Lava-plateaus worden gevormd door zeer vloeibare basaltlava tijdens talrijke opeenvolgende erupties door talrijke openingen zonder gewelddadige explosies (stille erupties). Deze erupties zijn rustig vanwege de lage viscositeit van de lava, zodat deze zeer vloeibaar is en een kleine hoeveelheid ingesloten gassen bevat. De resulterende plaatvormige lavastromen kunnen zijn geëxtrudeerd uit lineaire spleten of breuklijnen of uit gigantische vulkaanuitbarstingen door meerdere openingen die kenmerkend zijn voor het prehistorische tijdperk en die reusachtige vloedbasalten hebben voortgebracht.
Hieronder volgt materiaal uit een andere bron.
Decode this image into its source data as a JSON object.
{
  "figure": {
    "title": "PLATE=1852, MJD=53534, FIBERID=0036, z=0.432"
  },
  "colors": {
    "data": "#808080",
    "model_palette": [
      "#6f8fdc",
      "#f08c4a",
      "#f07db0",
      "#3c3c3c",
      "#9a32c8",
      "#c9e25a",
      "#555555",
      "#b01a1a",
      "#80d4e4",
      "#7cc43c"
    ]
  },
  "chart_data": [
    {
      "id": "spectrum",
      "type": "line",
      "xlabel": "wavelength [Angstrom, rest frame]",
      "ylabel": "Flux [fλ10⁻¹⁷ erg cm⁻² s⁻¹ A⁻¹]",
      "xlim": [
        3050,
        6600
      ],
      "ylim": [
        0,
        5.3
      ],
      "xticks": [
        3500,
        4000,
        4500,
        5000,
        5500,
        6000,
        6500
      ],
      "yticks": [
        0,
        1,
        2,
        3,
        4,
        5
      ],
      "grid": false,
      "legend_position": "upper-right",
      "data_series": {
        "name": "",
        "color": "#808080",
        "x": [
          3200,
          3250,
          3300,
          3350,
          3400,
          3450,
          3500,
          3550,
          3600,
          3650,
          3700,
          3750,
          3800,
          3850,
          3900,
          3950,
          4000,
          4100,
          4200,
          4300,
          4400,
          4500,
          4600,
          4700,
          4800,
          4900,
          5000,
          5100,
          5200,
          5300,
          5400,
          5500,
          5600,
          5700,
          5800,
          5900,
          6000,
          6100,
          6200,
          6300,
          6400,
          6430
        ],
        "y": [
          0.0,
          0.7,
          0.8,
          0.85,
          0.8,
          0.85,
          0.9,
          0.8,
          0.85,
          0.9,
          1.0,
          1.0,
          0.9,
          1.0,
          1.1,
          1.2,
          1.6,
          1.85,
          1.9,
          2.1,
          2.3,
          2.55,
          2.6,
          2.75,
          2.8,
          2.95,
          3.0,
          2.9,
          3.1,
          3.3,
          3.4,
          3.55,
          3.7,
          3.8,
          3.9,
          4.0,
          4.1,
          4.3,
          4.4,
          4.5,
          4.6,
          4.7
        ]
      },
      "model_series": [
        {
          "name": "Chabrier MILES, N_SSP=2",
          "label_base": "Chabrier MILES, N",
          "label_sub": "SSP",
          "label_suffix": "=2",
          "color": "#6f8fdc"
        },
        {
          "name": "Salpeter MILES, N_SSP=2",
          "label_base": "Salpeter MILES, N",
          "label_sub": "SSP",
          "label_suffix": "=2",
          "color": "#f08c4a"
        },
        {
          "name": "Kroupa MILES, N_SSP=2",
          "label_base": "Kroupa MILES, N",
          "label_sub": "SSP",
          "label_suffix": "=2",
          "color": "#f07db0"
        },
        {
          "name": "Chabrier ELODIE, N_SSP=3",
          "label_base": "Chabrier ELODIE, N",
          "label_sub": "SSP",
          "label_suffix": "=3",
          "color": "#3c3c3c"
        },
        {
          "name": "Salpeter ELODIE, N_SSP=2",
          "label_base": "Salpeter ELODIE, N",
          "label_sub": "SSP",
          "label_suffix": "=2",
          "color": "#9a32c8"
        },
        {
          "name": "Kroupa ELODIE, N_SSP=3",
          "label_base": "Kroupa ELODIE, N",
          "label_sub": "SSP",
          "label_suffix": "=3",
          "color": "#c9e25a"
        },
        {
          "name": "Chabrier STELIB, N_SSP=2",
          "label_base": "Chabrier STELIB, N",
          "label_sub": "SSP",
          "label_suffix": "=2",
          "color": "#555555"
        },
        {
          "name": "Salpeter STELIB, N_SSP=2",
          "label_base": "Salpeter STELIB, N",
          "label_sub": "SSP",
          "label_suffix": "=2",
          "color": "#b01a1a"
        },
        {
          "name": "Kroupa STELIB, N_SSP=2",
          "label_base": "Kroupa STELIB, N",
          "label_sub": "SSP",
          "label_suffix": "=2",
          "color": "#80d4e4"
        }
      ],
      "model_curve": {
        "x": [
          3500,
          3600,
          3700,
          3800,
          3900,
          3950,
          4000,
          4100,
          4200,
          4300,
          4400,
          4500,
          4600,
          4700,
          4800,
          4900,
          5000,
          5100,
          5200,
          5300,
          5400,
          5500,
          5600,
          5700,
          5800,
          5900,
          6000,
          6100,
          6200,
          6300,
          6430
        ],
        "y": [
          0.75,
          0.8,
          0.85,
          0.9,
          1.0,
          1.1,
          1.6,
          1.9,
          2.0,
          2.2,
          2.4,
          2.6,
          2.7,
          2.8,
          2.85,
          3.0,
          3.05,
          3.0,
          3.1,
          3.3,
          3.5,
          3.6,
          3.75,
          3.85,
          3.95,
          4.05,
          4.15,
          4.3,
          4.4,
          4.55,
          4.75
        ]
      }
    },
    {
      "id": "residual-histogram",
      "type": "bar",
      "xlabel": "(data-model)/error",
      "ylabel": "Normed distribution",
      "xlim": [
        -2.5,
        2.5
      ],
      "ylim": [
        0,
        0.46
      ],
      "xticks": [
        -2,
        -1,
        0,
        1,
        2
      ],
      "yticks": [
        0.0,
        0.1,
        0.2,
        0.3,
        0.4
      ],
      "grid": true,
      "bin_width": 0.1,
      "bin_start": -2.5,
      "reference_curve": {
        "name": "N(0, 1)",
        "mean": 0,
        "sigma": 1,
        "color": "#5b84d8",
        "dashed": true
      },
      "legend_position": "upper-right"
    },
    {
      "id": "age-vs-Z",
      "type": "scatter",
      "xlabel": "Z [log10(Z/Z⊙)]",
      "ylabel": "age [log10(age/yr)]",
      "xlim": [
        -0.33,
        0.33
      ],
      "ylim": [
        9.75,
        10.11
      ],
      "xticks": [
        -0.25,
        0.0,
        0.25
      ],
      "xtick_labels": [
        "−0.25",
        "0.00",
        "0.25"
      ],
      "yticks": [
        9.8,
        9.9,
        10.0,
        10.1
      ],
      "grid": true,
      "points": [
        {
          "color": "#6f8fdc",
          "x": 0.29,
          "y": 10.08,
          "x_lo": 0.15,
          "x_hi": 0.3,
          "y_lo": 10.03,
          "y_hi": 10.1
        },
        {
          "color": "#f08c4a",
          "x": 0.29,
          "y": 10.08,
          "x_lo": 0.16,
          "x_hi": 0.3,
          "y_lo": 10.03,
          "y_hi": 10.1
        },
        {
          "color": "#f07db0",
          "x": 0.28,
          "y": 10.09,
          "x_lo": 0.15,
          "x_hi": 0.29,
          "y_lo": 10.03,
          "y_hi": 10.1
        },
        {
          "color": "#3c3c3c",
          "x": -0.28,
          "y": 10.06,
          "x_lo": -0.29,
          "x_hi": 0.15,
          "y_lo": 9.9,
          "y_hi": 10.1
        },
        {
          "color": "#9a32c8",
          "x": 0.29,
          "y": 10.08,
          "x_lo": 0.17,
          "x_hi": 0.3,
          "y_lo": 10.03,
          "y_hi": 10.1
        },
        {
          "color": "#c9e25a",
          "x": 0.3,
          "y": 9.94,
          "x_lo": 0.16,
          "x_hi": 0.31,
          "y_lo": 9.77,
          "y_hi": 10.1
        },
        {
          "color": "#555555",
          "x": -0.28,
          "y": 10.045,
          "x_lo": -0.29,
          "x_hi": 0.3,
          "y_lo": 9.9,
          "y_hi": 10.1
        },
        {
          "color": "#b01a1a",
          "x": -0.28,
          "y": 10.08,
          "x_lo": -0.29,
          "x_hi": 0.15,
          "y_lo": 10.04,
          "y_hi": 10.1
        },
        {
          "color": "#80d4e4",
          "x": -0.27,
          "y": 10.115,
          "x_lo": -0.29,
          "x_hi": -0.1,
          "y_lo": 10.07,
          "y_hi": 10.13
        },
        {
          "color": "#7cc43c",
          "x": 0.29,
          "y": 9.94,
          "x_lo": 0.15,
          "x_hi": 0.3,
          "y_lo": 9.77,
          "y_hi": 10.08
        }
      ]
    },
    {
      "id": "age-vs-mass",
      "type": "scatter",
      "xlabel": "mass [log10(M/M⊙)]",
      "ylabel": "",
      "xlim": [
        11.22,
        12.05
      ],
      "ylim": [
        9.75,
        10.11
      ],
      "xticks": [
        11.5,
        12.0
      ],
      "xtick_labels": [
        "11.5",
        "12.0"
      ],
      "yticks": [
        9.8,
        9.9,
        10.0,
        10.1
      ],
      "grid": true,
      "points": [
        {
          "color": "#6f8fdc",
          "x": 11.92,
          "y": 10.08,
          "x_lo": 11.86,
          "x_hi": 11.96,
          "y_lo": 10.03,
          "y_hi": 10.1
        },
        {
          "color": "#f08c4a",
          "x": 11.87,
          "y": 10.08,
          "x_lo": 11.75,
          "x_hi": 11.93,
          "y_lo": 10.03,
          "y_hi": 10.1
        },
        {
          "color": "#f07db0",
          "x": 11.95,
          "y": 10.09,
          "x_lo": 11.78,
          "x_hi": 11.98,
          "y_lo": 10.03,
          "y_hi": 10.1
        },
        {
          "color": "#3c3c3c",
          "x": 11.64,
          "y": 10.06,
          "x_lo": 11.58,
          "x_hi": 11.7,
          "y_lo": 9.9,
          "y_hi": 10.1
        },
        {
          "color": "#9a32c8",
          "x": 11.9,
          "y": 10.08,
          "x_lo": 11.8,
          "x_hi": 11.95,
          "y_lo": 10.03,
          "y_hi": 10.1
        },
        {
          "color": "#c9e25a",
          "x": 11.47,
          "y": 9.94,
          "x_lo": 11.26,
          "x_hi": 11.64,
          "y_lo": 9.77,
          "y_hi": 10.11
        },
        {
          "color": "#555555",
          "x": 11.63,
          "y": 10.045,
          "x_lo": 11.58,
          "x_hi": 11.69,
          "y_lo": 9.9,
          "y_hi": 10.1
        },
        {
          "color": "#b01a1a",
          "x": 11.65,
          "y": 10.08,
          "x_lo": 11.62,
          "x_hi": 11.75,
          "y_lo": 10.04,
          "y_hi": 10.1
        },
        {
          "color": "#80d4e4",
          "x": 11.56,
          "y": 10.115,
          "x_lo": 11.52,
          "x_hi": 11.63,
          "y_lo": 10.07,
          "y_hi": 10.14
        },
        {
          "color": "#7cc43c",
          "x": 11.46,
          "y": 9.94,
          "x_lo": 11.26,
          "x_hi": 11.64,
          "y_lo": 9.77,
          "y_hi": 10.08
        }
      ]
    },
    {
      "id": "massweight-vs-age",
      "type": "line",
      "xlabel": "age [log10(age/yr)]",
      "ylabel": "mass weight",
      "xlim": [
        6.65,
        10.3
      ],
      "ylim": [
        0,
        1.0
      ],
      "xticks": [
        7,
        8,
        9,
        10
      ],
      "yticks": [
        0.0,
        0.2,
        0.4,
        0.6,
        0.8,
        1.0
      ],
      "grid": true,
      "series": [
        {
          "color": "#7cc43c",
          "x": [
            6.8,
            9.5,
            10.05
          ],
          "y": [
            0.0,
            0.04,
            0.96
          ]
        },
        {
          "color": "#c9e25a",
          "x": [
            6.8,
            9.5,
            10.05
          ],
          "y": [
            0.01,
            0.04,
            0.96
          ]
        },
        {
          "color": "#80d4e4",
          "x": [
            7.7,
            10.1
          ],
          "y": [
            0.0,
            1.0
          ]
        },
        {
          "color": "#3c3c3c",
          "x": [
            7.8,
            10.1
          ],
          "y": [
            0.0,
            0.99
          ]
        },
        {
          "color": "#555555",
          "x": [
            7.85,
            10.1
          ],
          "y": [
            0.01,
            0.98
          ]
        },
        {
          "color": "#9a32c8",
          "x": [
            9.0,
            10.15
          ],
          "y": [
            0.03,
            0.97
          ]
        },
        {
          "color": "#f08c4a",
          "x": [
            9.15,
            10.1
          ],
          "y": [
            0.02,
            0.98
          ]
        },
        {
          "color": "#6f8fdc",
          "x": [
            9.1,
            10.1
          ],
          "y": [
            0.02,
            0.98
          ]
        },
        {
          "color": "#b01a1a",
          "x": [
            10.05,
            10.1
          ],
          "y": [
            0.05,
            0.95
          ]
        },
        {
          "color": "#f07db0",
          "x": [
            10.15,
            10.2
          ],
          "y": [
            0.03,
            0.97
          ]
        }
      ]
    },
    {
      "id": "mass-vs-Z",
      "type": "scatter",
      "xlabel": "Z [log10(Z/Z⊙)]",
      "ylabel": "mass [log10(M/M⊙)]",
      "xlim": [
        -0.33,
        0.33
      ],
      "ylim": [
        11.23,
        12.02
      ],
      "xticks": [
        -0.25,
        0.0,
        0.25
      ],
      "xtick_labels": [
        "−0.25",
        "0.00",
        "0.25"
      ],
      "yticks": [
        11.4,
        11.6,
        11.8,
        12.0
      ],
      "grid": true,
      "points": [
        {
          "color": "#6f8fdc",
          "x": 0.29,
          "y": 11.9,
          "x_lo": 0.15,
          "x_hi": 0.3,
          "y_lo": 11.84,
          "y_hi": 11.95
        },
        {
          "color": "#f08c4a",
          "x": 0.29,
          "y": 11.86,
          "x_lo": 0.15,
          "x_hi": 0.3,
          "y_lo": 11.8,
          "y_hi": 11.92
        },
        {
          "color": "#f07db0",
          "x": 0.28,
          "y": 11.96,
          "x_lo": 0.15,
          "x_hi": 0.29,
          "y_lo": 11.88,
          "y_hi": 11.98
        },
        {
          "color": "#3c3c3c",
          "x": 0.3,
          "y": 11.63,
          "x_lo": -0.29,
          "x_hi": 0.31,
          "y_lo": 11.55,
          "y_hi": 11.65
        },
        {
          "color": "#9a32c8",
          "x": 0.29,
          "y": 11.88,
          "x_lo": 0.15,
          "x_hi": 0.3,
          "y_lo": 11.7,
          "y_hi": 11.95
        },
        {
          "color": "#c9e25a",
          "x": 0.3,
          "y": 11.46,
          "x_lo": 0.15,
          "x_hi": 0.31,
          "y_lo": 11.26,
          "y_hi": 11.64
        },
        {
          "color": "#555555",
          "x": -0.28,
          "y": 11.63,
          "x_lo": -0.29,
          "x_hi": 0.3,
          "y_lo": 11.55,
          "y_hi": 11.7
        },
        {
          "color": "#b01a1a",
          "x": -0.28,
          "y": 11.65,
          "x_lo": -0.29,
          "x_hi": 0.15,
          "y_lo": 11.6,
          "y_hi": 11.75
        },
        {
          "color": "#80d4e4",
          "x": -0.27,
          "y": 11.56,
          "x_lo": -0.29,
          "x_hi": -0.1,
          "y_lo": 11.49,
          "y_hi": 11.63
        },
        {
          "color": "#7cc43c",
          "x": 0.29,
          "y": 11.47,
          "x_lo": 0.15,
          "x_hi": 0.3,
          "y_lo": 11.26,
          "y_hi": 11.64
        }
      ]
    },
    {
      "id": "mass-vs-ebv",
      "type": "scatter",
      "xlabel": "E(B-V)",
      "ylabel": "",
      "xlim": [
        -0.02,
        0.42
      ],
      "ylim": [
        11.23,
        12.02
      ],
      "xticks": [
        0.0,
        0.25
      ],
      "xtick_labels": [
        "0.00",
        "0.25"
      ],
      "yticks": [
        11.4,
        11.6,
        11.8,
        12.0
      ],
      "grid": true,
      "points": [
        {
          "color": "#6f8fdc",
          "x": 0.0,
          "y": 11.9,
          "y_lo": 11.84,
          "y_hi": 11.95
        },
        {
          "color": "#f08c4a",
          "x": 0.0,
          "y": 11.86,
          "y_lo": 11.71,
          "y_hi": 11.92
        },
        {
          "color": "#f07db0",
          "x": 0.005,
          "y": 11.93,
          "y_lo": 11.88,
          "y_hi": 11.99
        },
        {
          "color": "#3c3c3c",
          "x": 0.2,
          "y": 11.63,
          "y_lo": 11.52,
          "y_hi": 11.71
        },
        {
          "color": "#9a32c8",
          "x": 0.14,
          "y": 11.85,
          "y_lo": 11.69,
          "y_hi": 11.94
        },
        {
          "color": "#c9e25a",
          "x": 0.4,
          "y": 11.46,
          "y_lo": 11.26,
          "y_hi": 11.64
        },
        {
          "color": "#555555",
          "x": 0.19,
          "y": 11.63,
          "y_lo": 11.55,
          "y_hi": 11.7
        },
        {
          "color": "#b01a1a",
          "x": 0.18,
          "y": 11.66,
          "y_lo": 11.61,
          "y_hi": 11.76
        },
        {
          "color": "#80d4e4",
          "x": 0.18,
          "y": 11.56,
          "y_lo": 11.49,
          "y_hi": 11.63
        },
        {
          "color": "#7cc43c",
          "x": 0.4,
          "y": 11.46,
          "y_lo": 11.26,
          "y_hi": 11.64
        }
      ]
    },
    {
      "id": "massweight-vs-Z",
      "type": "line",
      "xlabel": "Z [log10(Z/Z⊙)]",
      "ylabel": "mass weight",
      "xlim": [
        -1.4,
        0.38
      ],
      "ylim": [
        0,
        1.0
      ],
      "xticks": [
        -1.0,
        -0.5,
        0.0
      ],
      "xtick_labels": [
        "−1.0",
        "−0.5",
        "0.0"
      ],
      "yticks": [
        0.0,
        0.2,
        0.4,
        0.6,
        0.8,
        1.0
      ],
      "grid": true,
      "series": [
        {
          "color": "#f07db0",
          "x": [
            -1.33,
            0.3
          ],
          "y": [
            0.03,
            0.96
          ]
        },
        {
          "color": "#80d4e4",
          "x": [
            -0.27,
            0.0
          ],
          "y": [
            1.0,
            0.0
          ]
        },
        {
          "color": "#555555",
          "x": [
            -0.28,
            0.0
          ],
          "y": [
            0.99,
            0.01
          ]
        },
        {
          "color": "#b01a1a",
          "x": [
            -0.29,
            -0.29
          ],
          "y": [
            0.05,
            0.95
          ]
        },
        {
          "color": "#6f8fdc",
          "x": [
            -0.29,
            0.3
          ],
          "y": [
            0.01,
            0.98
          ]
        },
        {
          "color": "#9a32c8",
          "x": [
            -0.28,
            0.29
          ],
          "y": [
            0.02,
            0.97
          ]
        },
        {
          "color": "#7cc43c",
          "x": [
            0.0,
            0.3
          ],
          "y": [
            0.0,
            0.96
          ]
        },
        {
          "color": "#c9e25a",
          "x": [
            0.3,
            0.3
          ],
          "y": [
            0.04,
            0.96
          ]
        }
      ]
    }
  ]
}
Meerdere opeenvolgende en uitgestrekte lavastromen bedekken het oorspronkelijke landschap om uiteindelijk een plateau te vormen, dat lavavelden, sintelkegels, schildvulkanen en andere vulkanische landvormen kan bevatten. In sommige gevallen kan een lavaplateau deel uitmaken van een enkele vulkaan. Een voorbeeld is de massieve Level Mountain schildvulkaan in het noorden van British Columbia, Canada, die een oppervlakte beslaat van 1.800 km2 en een volume van 860 km3.
Misschien wel de meest uitgebreide van alle subaeriale basaltische plateaus bestond tijdens het Paleogeen en strekte zich mogelijk uit over 1.800.000 km2 van het noordelijk deel van de Atlantische Oceaan. Van dit gebied, dat bekend staat als het Thulean Plateau, wordt algemeen aangenomen dat het door het uiteenspatten van de aardkorst is opgebroken en zo het huidige oceaanbekken heeft gevormd.
Op aarde zijn talrijke subaeriale en submariene vulkanische plateaus te vinden, zoals het Columbia River Plateau (subaeriaal) en het uitgestrekte Ontong Java Plateau (submarien).